10 Movies You Constantly Have To Defend Hating
6. Gladiator
Ridley Scott's 2000 sword-and-sandal epic Gladiator has been widely credited with reviving the historical epic genre, and managed to bag five Academy Awards - including Best Picture. God knows why.
Fans will insist that Gladiator is an intense, complex rollercoaster full of impressive battles and tragic characters, but that couldn't be further from the truth. After a relatively engaging opening, the film slows down to a crawl and devolves into a suffocatingly dull, entirely predictable revenge flick. Despite its excellent costume work and production design, Gladiator gets bogged down in political intrigue that largely falls flat, and its characters feel one-note and underdeveloped.

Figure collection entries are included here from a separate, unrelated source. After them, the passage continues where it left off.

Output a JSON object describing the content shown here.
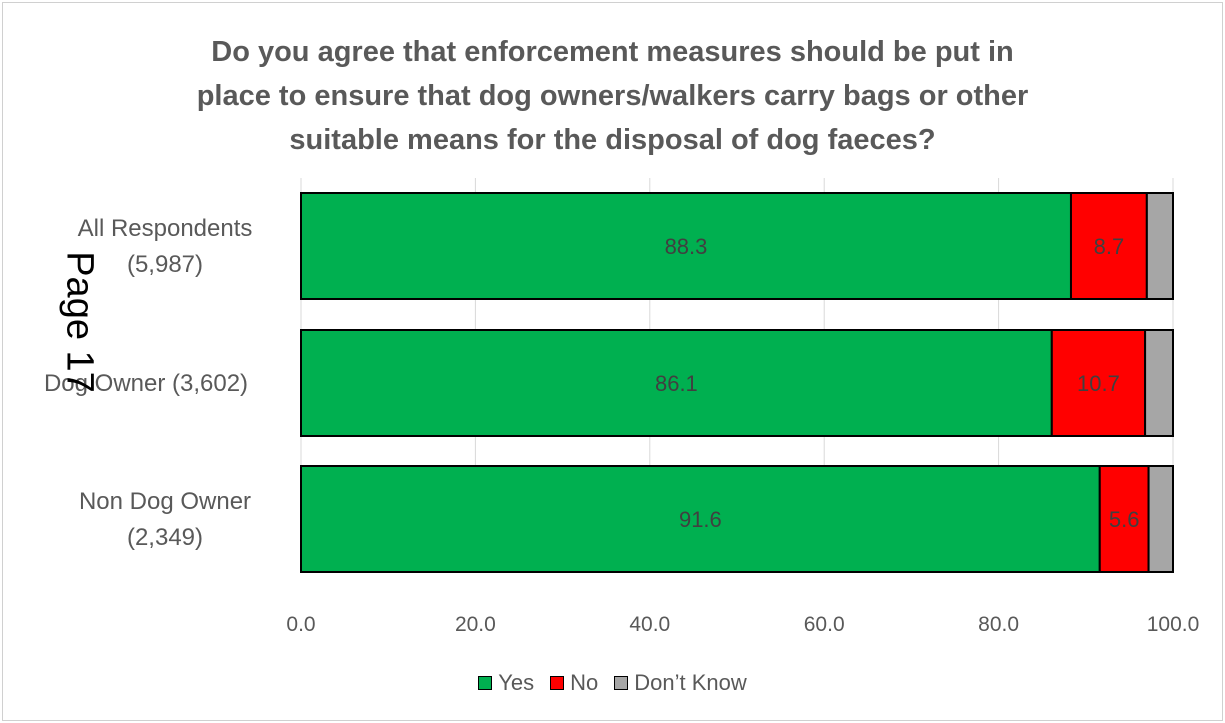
{
  "page_stamp": "Page 17",
  "chart_data": {
    "type": "bar",
    "orientation": "horizontal",
    "stacked": true,
    "title_lines": [
      "Do you agree that enforcement measures should be put in",
      "place to ensure that dog owners/walkers carry bags or other",
      "suitable means for the disposal of dog faeces?"
    ],
    "categories": [
      [
        "All Respondents",
        "(5,987)"
      ],
      [
        "Dog Owner (3,602)"
      ],
      [
        "Non Dog Owner",
        "(2,349)"
      ]
    ],
    "series": [
      {
        "name": "Yes",
        "color": "#00b050",
        "values": [
          88.3,
          86.1,
          91.6
        ],
        "labels": [
          "88.3",
          "86.1",
          "91.6"
        ]
      },
      {
        "name": "No",
        "color": "#ff0000",
        "values": [
          8.7,
          10.7,
          5.6
        ],
        "labels": [
          "8.7",
          "10.7",
          "5.6"
        ]
      },
      {
        "name": "Don’t Know",
        "color": "#a6a6a6",
        "values": [
          3.0,
          3.2,
          2.8
        ],
        "labels": [
          "",
          "",
          ""
        ]
      }
    ],
    "xlim": [
      0,
      100
    ],
    "xticks": [
      "0.0",
      "20.0",
      "40.0",
      "60.0",
      "80.0",
      "100.0"
    ],
    "grid": true,
    "legend": "bottom"
  }
}
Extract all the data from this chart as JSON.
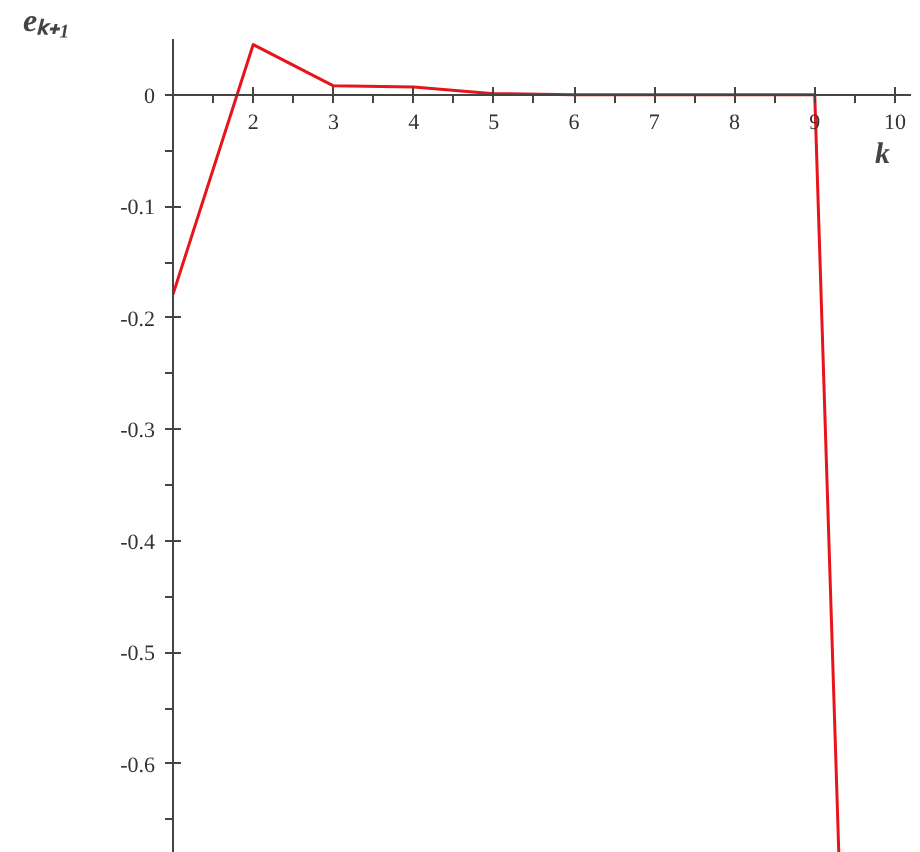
{
  "chart_data": {
    "type": "line",
    "xlabel": "k",
    "ylabel": "eₖ₊₁",
    "x": [
      1,
      2,
      3,
      4,
      5,
      6,
      7,
      8,
      9,
      9.3
    ],
    "series": [
      {
        "color": "#e8141c",
        "values": [
          -0.179,
          0.045,
          0.008,
          0.007,
          0.001,
          0,
          0,
          0,
          0,
          -0.68
        ]
      }
    ],
    "xlim": [
      1,
      10.2
    ],
    "ylim": [
      -0.68,
      0.05
    ],
    "xticks": [
      2,
      3,
      4,
      5,
      6,
      7,
      8,
      9,
      10
    ],
    "yticks": [
      0,
      -0.1,
      -0.2,
      -0.3,
      -0.4,
      -0.5,
      -0.6
    ],
    "grid": false,
    "marker": "none",
    "line_style": "solid"
  }
}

The one thing that could have redeemed Gladiator - its many action scenes - are sadly its biggest failing. Ridley Scott can usually be trusted to deliver on even the worst scripts, but the gladiatorial combat in this gladiatorial combat film is so choppily edited in baffling extreme close-up that all sense of impact is lost. It could be that this is an attempt to convey the intensity and desperation that would undoubtedly be present in such arenas, but to do so at the expense of a watchable scene is unwise at best.
Russell Crowe can deliver a threatening one-liner with the best of them, but a few badass catchphrases can't save this overlong tosh.